One day I’ll move somewhere warm for longer than a two week span and I’ll no longer write blog posts about dwelling in goodbyes to summer. But for now, I will 100% embrace my brown boots and knit scarves. And even look forward to the first snow. The only thing that scares me worse about moving to the west coast than leaving my family is missing out on the changing of seasons. As much as I absolutely adore summer and spring, I’m not sure in the absence of fall and winter I’d have the same appreciation.
Regardless of the forthcoming coldness, I’ve been enjoying and am looking forward to more weeks filled with pumpkin, one of my favorite parts of autumn (aside from the turning of the leaves, of course).
Lately, my blog has been all pumpkin and squash. For good reason, too. That orange color means Vitamin A galore, pairing well with the other fiber, vitamins and minerals that make those two hard-fleshed produce items annual superstars.
Three weeks until Thanksgiving, which means 21 days until my first yearly slice of pumpkin pie. Likely I won’t be enjoying any until then. Though of course, I’ll certainly be enjoying other recipes, like Pumpkin Pie Muffins and this rendition of overnight oats.
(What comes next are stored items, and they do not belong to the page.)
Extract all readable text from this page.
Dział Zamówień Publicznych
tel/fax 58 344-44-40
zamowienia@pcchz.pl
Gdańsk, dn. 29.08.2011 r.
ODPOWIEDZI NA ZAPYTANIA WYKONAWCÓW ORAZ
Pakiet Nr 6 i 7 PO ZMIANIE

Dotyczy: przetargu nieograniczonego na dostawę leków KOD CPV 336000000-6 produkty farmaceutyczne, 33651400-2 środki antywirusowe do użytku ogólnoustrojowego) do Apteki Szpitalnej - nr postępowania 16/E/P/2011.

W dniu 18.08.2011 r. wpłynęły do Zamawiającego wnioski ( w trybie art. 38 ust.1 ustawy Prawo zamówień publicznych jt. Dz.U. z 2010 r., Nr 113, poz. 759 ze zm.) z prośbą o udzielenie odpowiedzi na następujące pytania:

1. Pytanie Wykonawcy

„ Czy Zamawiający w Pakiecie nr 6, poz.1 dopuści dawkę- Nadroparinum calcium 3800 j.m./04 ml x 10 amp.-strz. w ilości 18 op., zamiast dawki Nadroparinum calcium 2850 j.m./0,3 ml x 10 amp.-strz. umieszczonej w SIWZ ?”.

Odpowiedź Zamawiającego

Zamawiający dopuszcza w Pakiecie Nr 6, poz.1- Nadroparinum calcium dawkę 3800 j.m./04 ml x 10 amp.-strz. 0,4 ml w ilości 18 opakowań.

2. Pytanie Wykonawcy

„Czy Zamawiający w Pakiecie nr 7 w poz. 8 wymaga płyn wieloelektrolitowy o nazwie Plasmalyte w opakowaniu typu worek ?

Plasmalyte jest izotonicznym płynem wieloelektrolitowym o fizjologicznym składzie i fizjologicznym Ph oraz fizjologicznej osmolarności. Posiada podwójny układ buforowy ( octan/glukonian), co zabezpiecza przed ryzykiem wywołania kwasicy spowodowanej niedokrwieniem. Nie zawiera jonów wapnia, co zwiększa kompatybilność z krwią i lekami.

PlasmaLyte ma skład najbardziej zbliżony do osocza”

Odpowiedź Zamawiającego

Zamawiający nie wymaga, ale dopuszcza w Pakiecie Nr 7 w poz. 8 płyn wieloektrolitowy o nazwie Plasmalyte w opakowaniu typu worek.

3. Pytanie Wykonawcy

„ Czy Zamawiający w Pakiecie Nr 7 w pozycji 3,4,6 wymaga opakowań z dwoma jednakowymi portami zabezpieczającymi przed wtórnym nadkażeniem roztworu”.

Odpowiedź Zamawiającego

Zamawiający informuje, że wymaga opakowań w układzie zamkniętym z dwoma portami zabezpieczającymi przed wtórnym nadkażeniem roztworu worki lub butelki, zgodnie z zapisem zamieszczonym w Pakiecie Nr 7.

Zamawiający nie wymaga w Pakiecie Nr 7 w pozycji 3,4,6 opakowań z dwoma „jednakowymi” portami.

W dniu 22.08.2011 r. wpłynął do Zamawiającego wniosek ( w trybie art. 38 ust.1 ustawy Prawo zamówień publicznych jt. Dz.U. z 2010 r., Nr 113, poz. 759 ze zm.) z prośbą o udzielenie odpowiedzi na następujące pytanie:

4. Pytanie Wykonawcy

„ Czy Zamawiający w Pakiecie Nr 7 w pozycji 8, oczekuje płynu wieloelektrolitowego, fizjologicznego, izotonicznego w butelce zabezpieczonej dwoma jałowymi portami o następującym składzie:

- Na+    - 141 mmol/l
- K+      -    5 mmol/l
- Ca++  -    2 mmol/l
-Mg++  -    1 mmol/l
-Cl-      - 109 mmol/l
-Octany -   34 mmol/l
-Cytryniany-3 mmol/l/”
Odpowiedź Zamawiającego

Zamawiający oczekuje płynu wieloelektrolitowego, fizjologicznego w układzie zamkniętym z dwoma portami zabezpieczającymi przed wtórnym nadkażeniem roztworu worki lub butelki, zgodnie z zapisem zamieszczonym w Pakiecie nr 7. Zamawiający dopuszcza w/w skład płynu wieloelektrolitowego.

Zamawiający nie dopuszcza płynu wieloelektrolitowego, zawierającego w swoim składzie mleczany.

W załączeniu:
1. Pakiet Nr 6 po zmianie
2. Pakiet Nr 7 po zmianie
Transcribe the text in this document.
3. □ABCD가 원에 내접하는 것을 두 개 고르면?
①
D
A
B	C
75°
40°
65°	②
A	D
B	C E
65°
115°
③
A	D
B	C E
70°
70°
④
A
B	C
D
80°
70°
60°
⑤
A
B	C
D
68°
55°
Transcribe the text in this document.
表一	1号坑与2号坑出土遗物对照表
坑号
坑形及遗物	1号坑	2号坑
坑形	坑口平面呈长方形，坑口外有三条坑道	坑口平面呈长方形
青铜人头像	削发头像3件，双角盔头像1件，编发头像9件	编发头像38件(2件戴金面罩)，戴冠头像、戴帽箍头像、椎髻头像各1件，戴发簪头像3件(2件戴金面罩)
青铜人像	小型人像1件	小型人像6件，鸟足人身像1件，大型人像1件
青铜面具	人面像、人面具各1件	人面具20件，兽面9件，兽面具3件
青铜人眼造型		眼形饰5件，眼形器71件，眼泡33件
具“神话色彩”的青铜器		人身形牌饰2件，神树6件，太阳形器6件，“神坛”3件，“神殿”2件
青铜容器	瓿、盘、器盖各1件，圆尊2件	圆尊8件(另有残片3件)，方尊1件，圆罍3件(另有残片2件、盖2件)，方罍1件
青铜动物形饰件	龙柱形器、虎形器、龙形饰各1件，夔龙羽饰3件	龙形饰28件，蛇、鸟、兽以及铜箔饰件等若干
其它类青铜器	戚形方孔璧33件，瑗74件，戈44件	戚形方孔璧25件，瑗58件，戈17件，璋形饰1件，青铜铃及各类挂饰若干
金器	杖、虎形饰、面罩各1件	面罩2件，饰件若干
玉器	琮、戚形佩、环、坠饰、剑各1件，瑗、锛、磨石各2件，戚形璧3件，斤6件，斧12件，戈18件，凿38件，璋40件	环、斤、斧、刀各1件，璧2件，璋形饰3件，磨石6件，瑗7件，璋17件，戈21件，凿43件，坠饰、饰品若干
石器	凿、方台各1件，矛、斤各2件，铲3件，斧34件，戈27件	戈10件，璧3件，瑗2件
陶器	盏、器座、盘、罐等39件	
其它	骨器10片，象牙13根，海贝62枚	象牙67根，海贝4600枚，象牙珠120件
Coconut milk and pumpkin make this breakfast feel rich and hearty. While you embrace fall and wait out the last couple of weeks left till true pumpkin pie season, I assure you there’s no way this will leave you feeling deprived. However, let’s be clear — though this is rich, definitely don’t mistake it as being a poor breakfast choice. Generally, I’m a full-fat coconut milk fan, but the light version in this particular recipe still allows the flavor to shine through, while keeping it from becoming too heavy. The richness is nearly a façade, which is how true light recipes should be. Agreed?